O denunciante não quer se identificar, mas garante que se afastou do local e procurou o Belmar Fidalgo para a prática esportiva.

''De dia a areia é quente, à noite é escuro e não tem como os pais levaram as crianças'', aponta o reclamante. Ele acrescenta que a falta de iluminação atrai pessoas suspeitas e bota medo nos frequentadores.

''Já furtaram bolsa e motos na região'', alerta o ex-frequentador, que garante que a situação ocorre desde meados do ano passado.   

Ainda de acordo com o denunciante, a falta de iluminação se dá por conta da queima ou mau contato das lâmpadas de led. Na quarta-feira (9), o denunciante ressalvou que duas das seis lâmpadas foram religadas.

Há também a falta de educação e respeito por parte de alguns usuários, que defecam em alguns lugares e andam com cachorros de grande porte soltos, o que é proibido no parque.

''Até barraca tem gente que arma no local e isso não pode'', critica o esportista.

Proibição de cães não é respeitada, diz denunciante. (Foto:Repórter Top)

A administração do parque disse que a equipe de manutenção percorreu o parque e constatou que não há anormalidades com relação às luminárias. Sobre o parquinho, a gestão prometeu verificar se há problemas e providenciar manutenção.
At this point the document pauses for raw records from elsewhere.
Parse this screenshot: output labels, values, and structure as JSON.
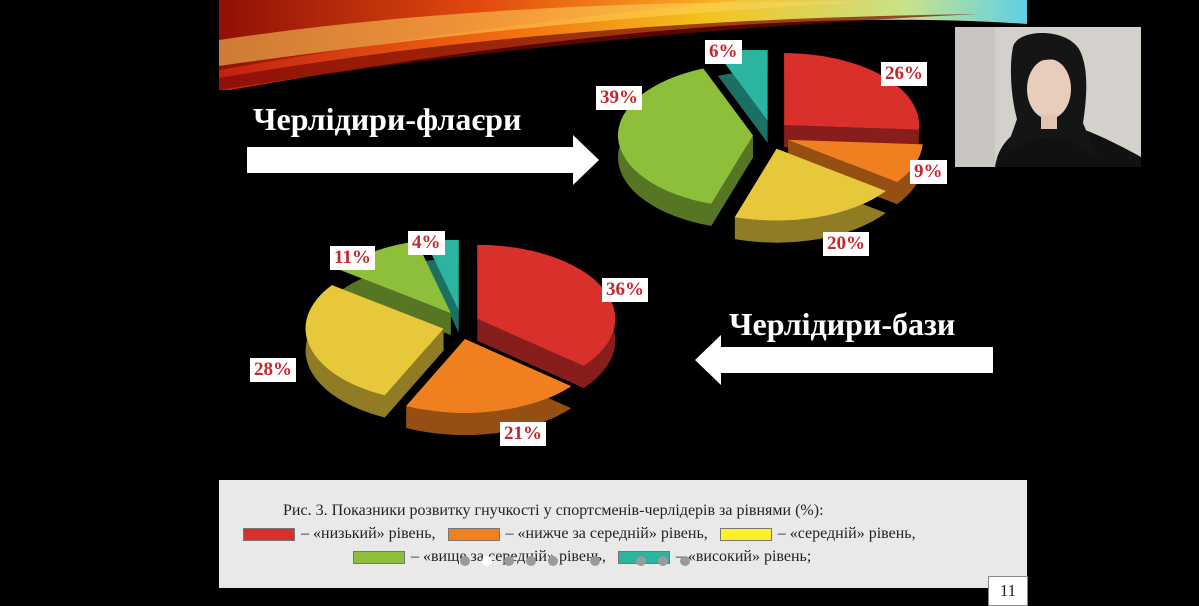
{
  "slide": {
    "title_flyers": "Черлідири-флаєри",
    "title_bases": "Черлідири-бази",
    "page_number": "11"
  },
  "caption": {
    "line1": "Рис. 3. Показники розвитку гнучкості у спортсменів-черлідерів за рівнями (%):",
    "low": "– «низький» рівень,",
    "below_avg": "– «нижче за середній» рівень,",
    "avg": "– «середній» рівень,",
    "above_avg": "– «вище за середній» рівень,",
    "high": "– «високий» рівень;"
  },
  "colors": {
    "low": "#d9302c",
    "below_avg": "#f07f1f",
    "avg": "#e8c83b",
    "above_avg": "#8dbf3a",
    "high": "#2bb5a0"
  },
  "chart_data": [
    {
      "type": "pie",
      "title": "Черлідири-флаєри",
      "categories": [
        "«низький»",
        "«нижче за середній»",
        "«середній»",
        "«вище за середній»",
        "«високий»"
      ],
      "values": [
        26,
        9,
        20,
        39,
        6
      ],
      "labels": [
        "26%",
        "9%",
        "20%",
        "39%",
        "6%"
      ]
    },
    {
      "type": "pie",
      "title": "Черлідири-бази",
      "categories": [
        "«низький»",
        "«нижче за середній»",
        "«середній»",
        "«вище за середній»",
        "«високий»"
      ],
      "values": [
        36,
        21,
        28,
        11,
        4
      ],
      "labels": [
        "36%",
        "21%",
        "28%",
        "11%",
        "4%"
      ]
    }
  ]
}
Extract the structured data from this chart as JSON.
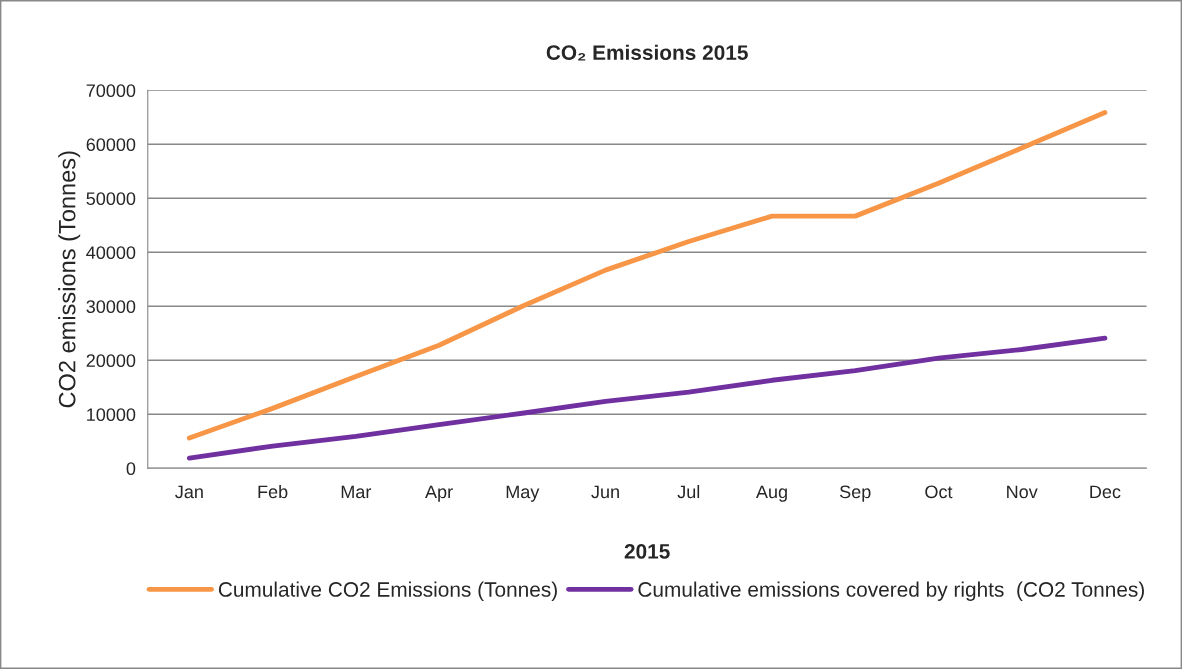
{
  "chart_data": {
    "type": "line",
    "title": "CO₂ Emissions 2015",
    "xlabel": "2015",
    "ylabel": "CO2 emissions (Tonnes)",
    "categories": [
      "Jan",
      "Feb",
      "Mar",
      "Apr",
      "May",
      "Jun",
      "Jul",
      "Aug",
      "Sep",
      "Oct",
      "Nov",
      "Dec"
    ],
    "series": [
      {
        "name": "Cumulative CO2 Emissions (Tonnes)",
        "color": "#f79646",
        "values": [
          5600,
          11100,
          17000,
          22800,
          30000,
          36700,
          42000,
          46700,
          46700,
          52800,
          59300,
          65900
        ]
      },
      {
        "name": "Cumulative emissions covered by rights  (CO2 Tonnes)",
        "color": "#7030a0",
        "values": [
          1900,
          4100,
          5900,
          8100,
          10200,
          12400,
          14100,
          16300,
          18100,
          20400,
          22000,
          24100
        ]
      }
    ],
    "ylim": [
      0,
      70000
    ],
    "yticks": [
      0,
      10000,
      20000,
      30000,
      40000,
      50000,
      60000,
      70000
    ],
    "grid": "y",
    "legend": "bottom",
    "marker": "none",
    "line_style": "solid"
  }
}
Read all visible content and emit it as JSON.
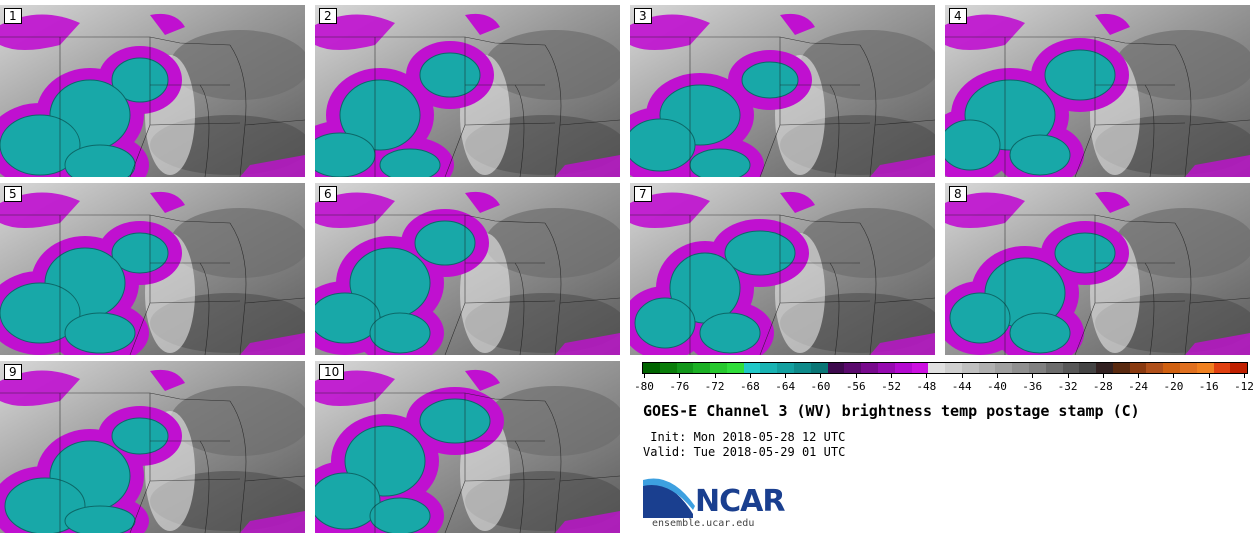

Sobre a proibição de animais domésticos no âmbito do parque, a gerência afirmou que essa restrição se dá por conta da segurança dos visitantes, do próprio animal e dos animais silvestres.

''Sendo assim contamos com a colaboração da população para que possa observar e respeitar a proibição descrita. O regulamento se encontra disponível nas portarias e nas comunicações descritas nas placas de acesso do parque. Mesmo assim, quando identificado pela equipe do parque, as pessoas que insistem circular com animais domésticos são orientadas''.

Sobre a presença de dependentes químicos, a fiscalização, diz a administração, é feita pela Polícia Militar, mas não há registro de casos desta natureza.